Brittany Salazar

Brittany Salazar

Graduate Student


I attended Carleton College in Northfield, MN, graduating in 2016 with a BA in Biology and minor in German. I then worked for two years at Mayo Clinic in a lab studying neuroblastoma using a zebrafish model.

At UM I have been extensively involved in advocating for graduate students, serving terms as treasurer and president of the Biomedical Graduate Student Government and as secretary for the Rackham Student Government. I am currently a GEO Steward. I have also participated in science education and outreach through SEEK and MI DNA Day.

In addition to all that, I like to knit, boulder, go on brewery tours, float down the Huron river (weather permitting) and hang out with my cats, Luna and Jules.

Research Interests

My thesis research is focused on how cells overcome obstacles to build a proper mitotic spindle. Specifically, I am investigating how a non-motor microtubule associated protein, PRC1, assists the comparatively less mechanically robust mitotic kinesin Kif15 in building and maintaining a bipolar spindle in the absence of the primary mitotic kinesin, Eg5. A more complete understanding of the plasticity of mitotic spindle assembly can inform the development of less neurotoxic chemotherapies.

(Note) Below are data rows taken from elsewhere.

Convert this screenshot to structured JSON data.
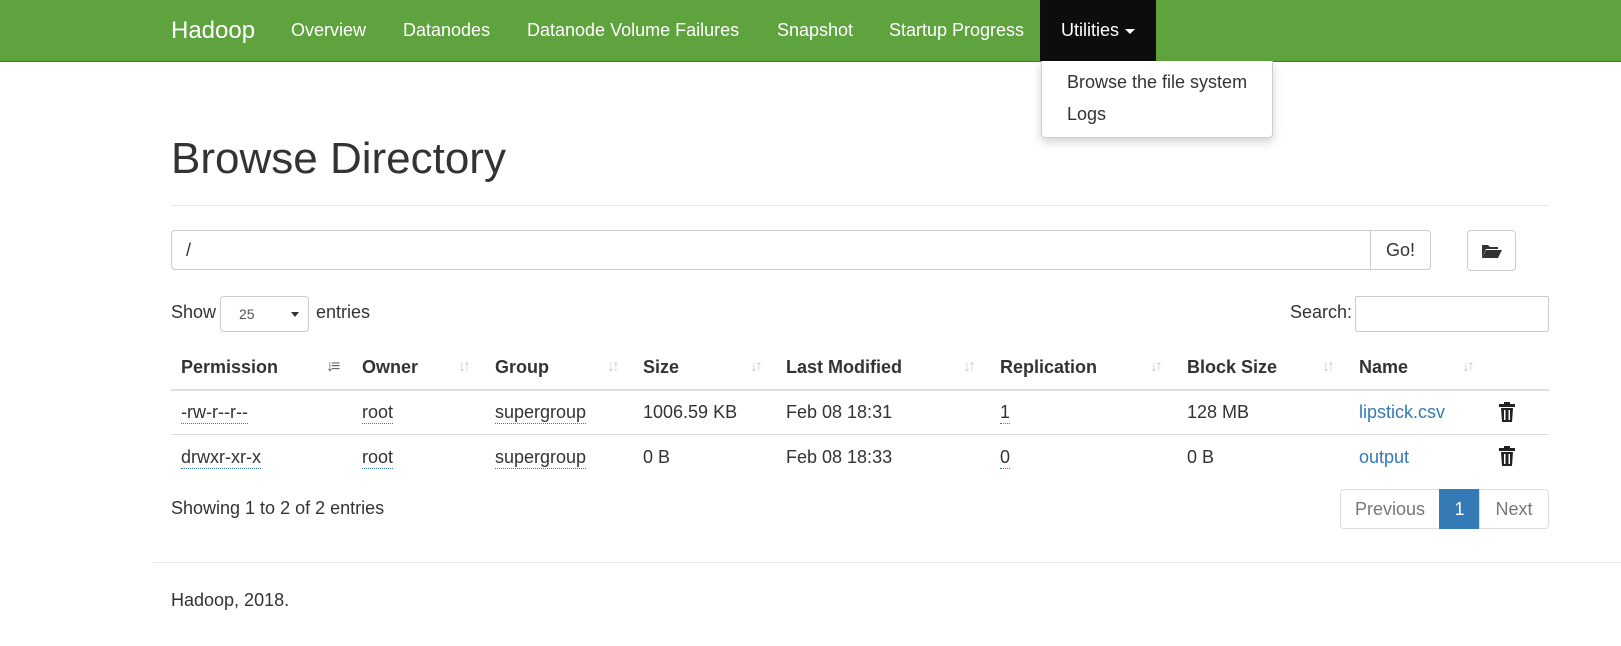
{
  "navbar": {
    "brand": "Hadoop",
    "items": [
      {
        "label": "Overview"
      },
      {
        "label": "Datanodes"
      },
      {
        "label": "Datanode Volume Failures"
      },
      {
        "label": "Snapshot"
      },
      {
        "label": "Startup Progress"
      },
      {
        "label": "Utilities"
      }
    ],
    "dropdown": [
      "Browse the file system",
      "Logs"
    ]
  },
  "page_title": "Browse Directory",
  "path": {
    "value": "/",
    "go_label": "Go!",
    "folder_icon": "folder-open-icon"
  },
  "entries": {
    "show_label": "Show",
    "selected": "25",
    "suffix": "entries"
  },
  "search": {
    "label": "Search:",
    "value": ""
  },
  "table": {
    "columns": [
      "Permission",
      "Owner",
      "Group",
      "Size",
      "Last Modified",
      "Replication",
      "Block Size",
      "Name"
    ],
    "rows": [
      {
        "permission": "-rw-r--r--",
        "owner": "root",
        "group": "supergroup",
        "size": "1006.59 KB",
        "modified": "Feb 08 18:31",
        "replication": "1",
        "block_size": "128 MB",
        "name": "lipstick.csv"
      },
      {
        "permission": "drwxr-xr-x",
        "owner": "root",
        "group": "supergroup",
        "size": "0 B",
        "modified": "Feb 08 18:33",
        "replication": "0",
        "block_size": "0 B",
        "name": "output"
      }
    ]
  },
  "pagination": {
    "info": "Showing 1 to 2 of 2 entries",
    "previous": "Previous",
    "current": "1",
    "next": "Next"
  },
  "footer": "Hadoop, 2018.",
  "colors": {
    "navbar": "#5fa33e",
    "active_nav": "#0d0d0d",
    "link": "#337ab7"
  }
}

Looking towards a time after grad school, I am hoping to pull together my skills in cell biology, microscopy, and biochemistry and branch into virology. I am particularly interested in how the fairly ubiquitous Epstein-Barr Virus is connected to malignancies, notably Hodgkin Lymphoma.


Biochemistry, single molecule assays, immunofluorescence microscopy, live cell imaging, western blot, spinning disk confocal microscopy, mammalian and insect cell culture.